Черное и белое - страница 197
Эти признания я пишу в пять часов сорок минут утра, ибо в другое время я бы их написать не мог. За мной тянется хвост почтовых задолженностей, длиной приблизительно в три недели, так как я не ответил еще на множество писем того времени.
Пишущая машинка окружена стопками перепутанных машинописных рукописей, конвертов, книг, корректур и других бумаг. Те, что на столе уже не помещаются, громоздятся стопками на подоконниках. Передо мной, на полке – длинный ряд скоросшивателей с прошлогодней корреспонденцией. Оттуда выглядывают подзорная труба для наблюдения за кометой Когоутека, приобретенная в декабре прошлого года, китобойная шхуна, собственность моего сына, в последнее время судовладельца-любителя, а также множество других жизненно необходимых предметов. Одним словом, я подвергаюсь по сути фатальной бюрократизации, но вместо того, чтобы защищаться от нее, приняв на работу секретаря, как благоразумно советует известный специалист Мельхиор, я пишу письмо в «Przekrój».
Но прошу учесть, как бы работа секретаря выглядела у меня на практике. Я не получаю корреспонденцию мешками, а только от четырех до шести – это дневная порция. Может быть, лучше представить дело на конкретном примере вчерашнего дня. Я получил:
1) предварительную корректуру очередного романа от американского издателя;
2) часть перевода другого романа – для авторизации;
3) письмо от художника из Киева, который на четырех страницах анализирует мои книги и к этой критике присоединяет собственный перевод стихотворения, которое создал в «Кибериаде» так называемый Электрувер;
4) письмо из университета в Регенсбурге, куда я должен ехать в мае с лекцией;
5) письмо от редактора моих книг из США;
6) письмо от одного краковского логика, который объясняет мне, как в настоящее время логика относится к понятию противоречия в связи с изучением так называемых международных языков.
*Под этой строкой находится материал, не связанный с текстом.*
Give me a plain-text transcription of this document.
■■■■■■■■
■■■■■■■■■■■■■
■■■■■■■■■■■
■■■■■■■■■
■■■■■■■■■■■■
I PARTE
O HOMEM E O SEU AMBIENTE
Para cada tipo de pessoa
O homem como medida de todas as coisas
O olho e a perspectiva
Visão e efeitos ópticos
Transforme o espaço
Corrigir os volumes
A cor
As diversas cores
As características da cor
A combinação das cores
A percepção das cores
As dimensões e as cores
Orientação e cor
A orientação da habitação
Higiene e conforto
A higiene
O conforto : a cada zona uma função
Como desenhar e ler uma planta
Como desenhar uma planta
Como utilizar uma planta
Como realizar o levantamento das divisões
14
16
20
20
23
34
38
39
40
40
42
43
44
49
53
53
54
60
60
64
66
Поскольку типография как всегда ждет и как всегда у нее горит, сначала я взялся за корректуру, которая, впрочем, заключается только в проверке, нет ли в английском тексте каких-либо нонсенсов (книгу верстал компьютер – компьютеры тоже делают глупости). Корректуру прервали два телефонных звонка: из ГДР, куда меня приглашали на радиоинтервью (я отказал), и из Литературного издательства (Wydawnictwo Literackie), куда отправлюсь сегодня (с корректурой нового издания «Суммы технологии» и чтобы рассмотреть образцы обложек к серии произведений фантастики со всего мира, которые я выбираю, так называемые «сливки жанра»[272]). Затем я авторизировал перевод, написал четыре просроченных письма и рылся в бумагах на столе, чтобы найти необходимые заметки.
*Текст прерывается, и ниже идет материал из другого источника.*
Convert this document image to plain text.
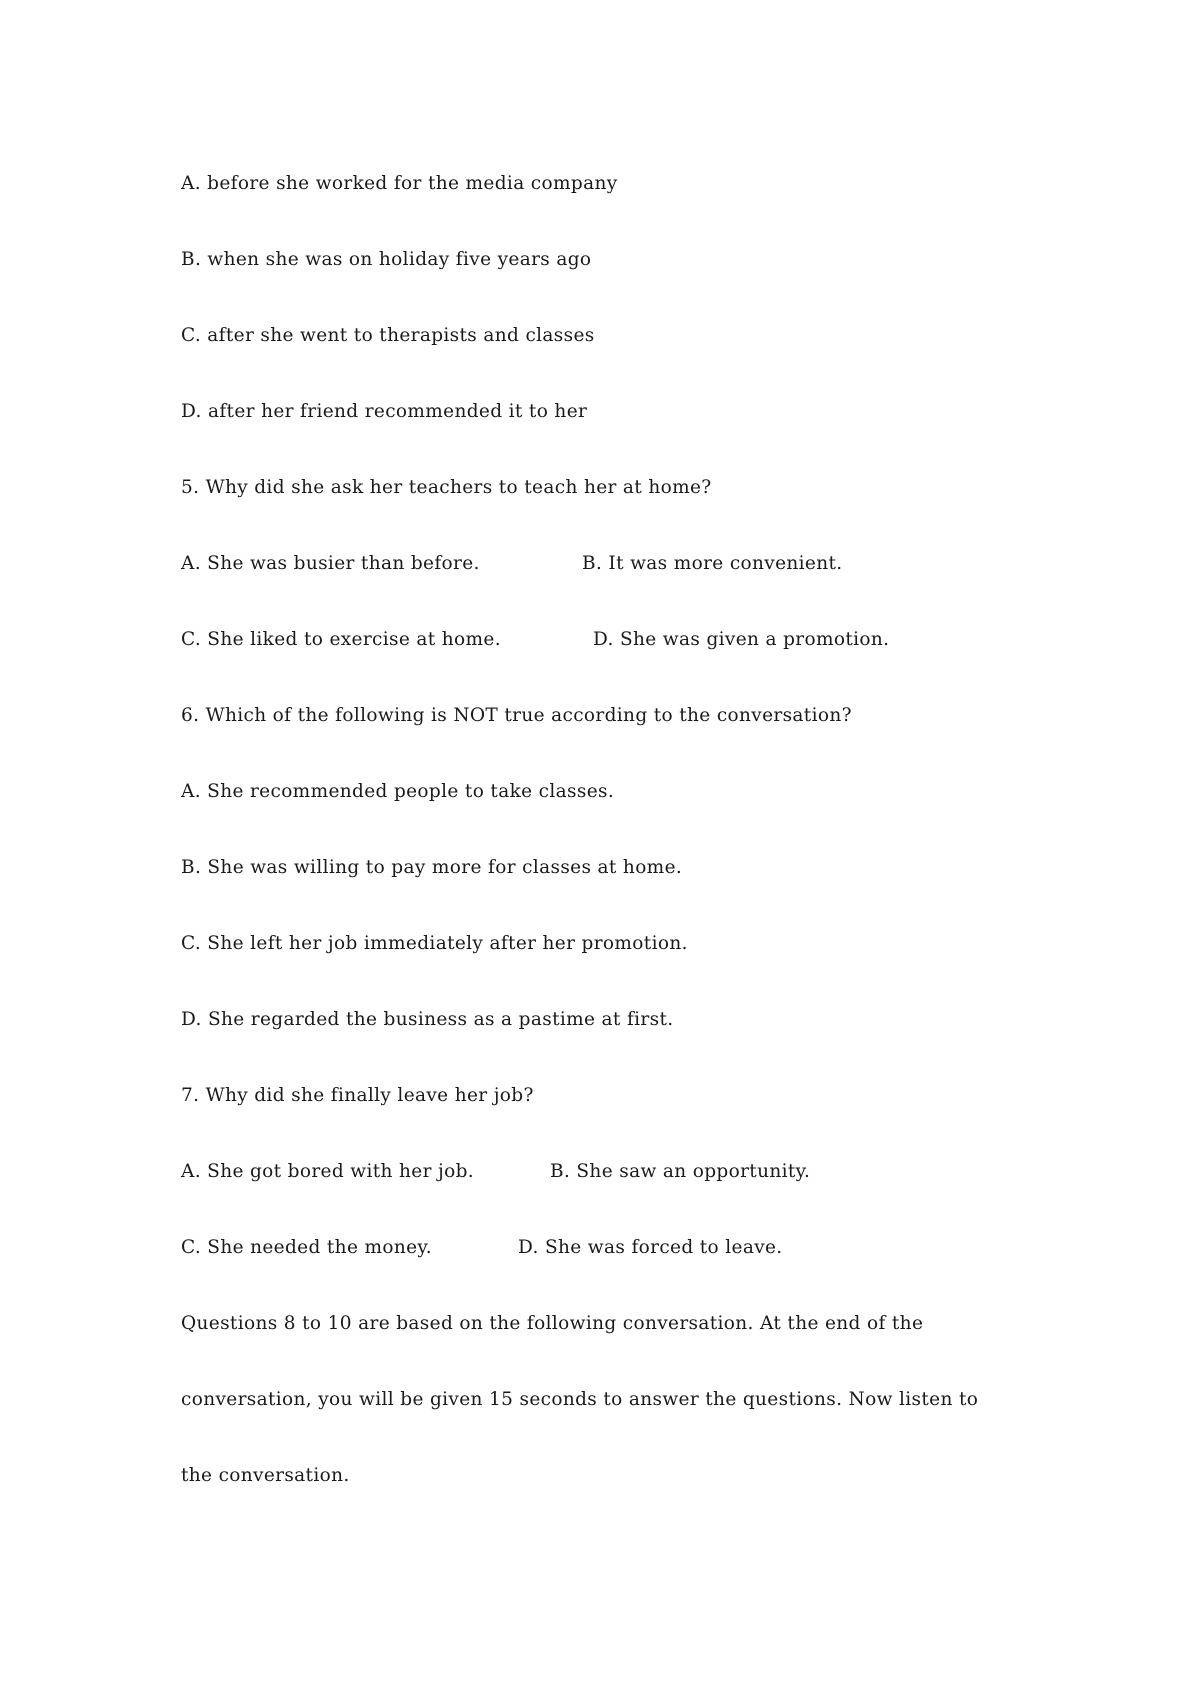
A. before she worked for the media company
B. when she was on holiday five years ago
C. after she went to therapists and classes
D. after her friend recommended it to her
5. Why did she ask her teachers to teach her at home?
A. She was busier than before.	B. It was more convenient.
C. She liked to exercise at home.	D. She was given a promotion.
6. Which of the following is NOT true according to the conversation?
A. She recommended people to take classes.
B. She was willing to pay more for classes at home.
C. She left her job immediately after her promotion.
D. She regarded the business as a pastime at first.
7. Why did she finally leave her job?
A. She got bored with her job.	B. She saw an opportunity.
C. She needed the money.	D. She was forced to leave.
Questions 8 to 10 are based on the following conversation. At the end of the
conversation, you will be given 15 seconds to answer the questions. Now listen to
the conversation.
В перерывах же этих офисных работ я колотил выбивалкой покрывало с кровати, отдаваясь грустным размышлениям на тему замка в дверях, который собственноручно искромсал топором и ломиком тремя днями ранее, ибо замок заклинило, а теперь надо установить новый, что не очень просто сделать.
Кроме того, я выпил кофе, почесал брюхо собаке, выгнал одного вредного кота, вернувшись же в свою комнату, в течение минуты с грустью присматривался к рукописям нескольких новых вещей, придавленных массой других бумаг, рукописям, за которые не могу взяться уже два месяца. После чего опять начал читать английский перевод. Он оказался столь замечательным – может, это из-за моего недостаточного знания этого языка, но у меня было впечатление, что переводчик местами улучшил звучание оригинала, – что следовало бы ему об этом написать, только когда? В конце концов, я решил отправить благодарственную телеграмму.
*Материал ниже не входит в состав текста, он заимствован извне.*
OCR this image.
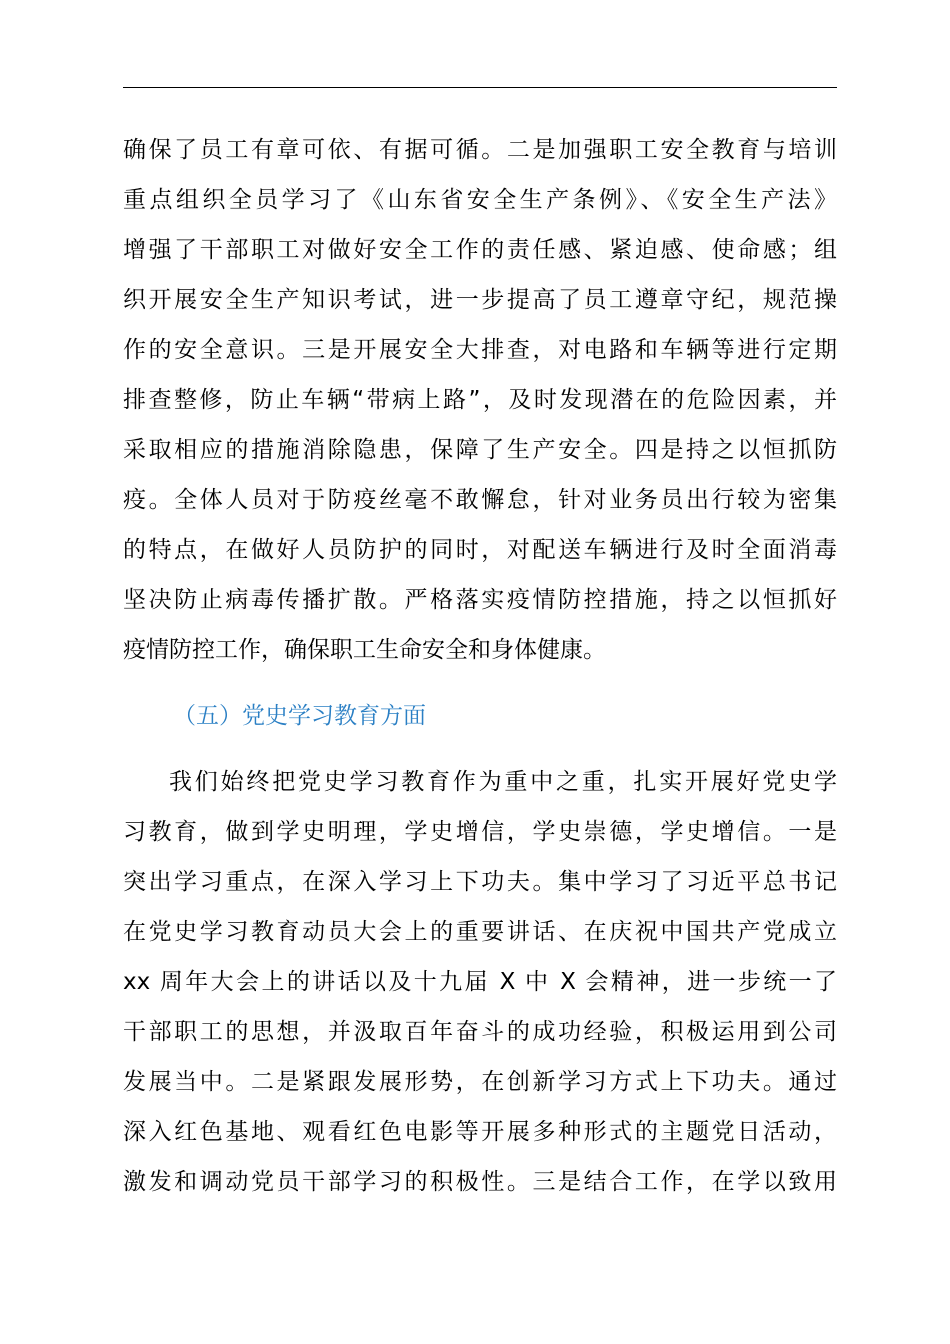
确保了员工有章可依、有据可循。二是加强职工安全教育与培训
重点组织全员学习了《山东省安全生产条例》、《安全生产法》
增强了干部职工对做好安全工作的责任感、紧迫感、使命感；组
织开展安全生产知识考试，进一步提高了员工遵章守纪，规范操
作的安全意识。三是开展安全大排查，对电路和车辆等进行定期
排查整修，防止车辆“带病上路”，及时发现潜在的危险因素，并
采取相应的措施消除隐患，保障了生产安全。四是持之以恒抓防
疫。全体人员对于防疫丝毫不敢懈怠，针对业务员出行较为密集
的特点，在做好人员防护的同时，对配送车辆进行及时全面消毒
坚决防止病毒传播扩散。严格落实疫情防控措施，持之以恒抓好
疫情防控工作，确保职工生命安全和身体健康。
（五）党史学习教育方面
我们始终把党史学习教育作为重中之重，扎实开展好党史学
习教育，做到学史明理，学史增信，学史崇德，学史增信。一是
突出学习重点，在深入学习上下功夫。集中学习了习近平总书记
在党史学习教育动员大会上的重要讲话、在庆祝中国共产党成立
xx 周年大会上的讲话以及十九届 X 中 X 会精神，进一步统一了
干部职工的思想，并汲取百年奋斗的成功经验，积极运用到公司
发展当中。二是紧跟发展形势，在创新学习方式上下功夫。通过
深入红色基地、观看红色电影等开展多种形式的主题党日活动，
激发和调动党员干部学习的积极性。三是结合工作，在学以致用
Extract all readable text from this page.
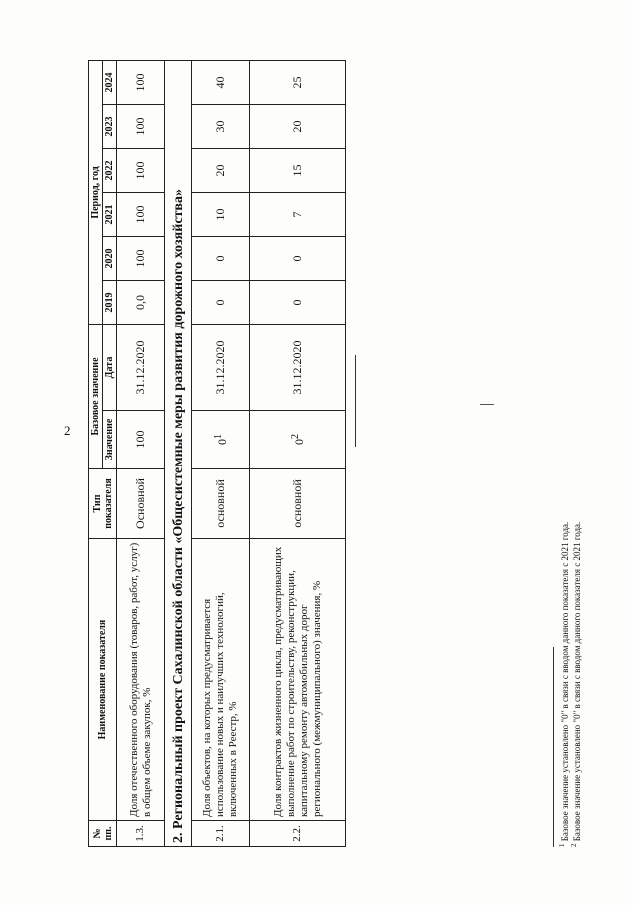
2
№ пп.	Наименование показателя	Тип показателя	Базовое значение		Период, год					
			Значение	Дата	2019	2020	2021	2022	2023	2024
1.3.	Доля отечественного оборудования (товаров, работ, услуг) в общем объеме закупок, %	Основной	100	31.12.2020	0,0	100	100	100	100	100
2. Региональный проект Сахалинской области «Общесистемные меры развития дорожного хозяйства»										
2.1.	Доля объектов, на которых предусматривается использование новых и наилучших технологий, включенных в Реестр, %	основной	$0^1$	31.12.2020	0	0	10	20	30	40
2.2.	Доля контрактов жизненного цикла, предусматривающих выполнение работ по строительству, реконструкции, капитальному ремонту автомобильных дорог регионального (межмуниципального) значения, %	основной	$0^2$	31.12.2020	0	0	7	15	20	25
$^1$ Базовое значение установлено "0" в связи с вводом данного показателя с 2021 года.
$^2$ Базовое значение установлено "0" в связи с вводом данного показателя с 2021 года.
С сухой, статистической стороны, дело выглядит так: неправда то, что печатают зарубежные издатели на обложках моих книг, будто бы тираж превысил восемь миллионов экземпляров (мне кажется, что дотянул только самое большее до шести), но зато в этом году появится перевод на двадцать восьмом языке. В этом году за границей уже были изданы четыре мои книги. Напечатают еще одиннадцать или двенадцать: в Венгрии, Японии, ГДР, ФРГ, Румынии, Швеции и других странах. Замечательно, но это и необыкновенно тяжелый труд.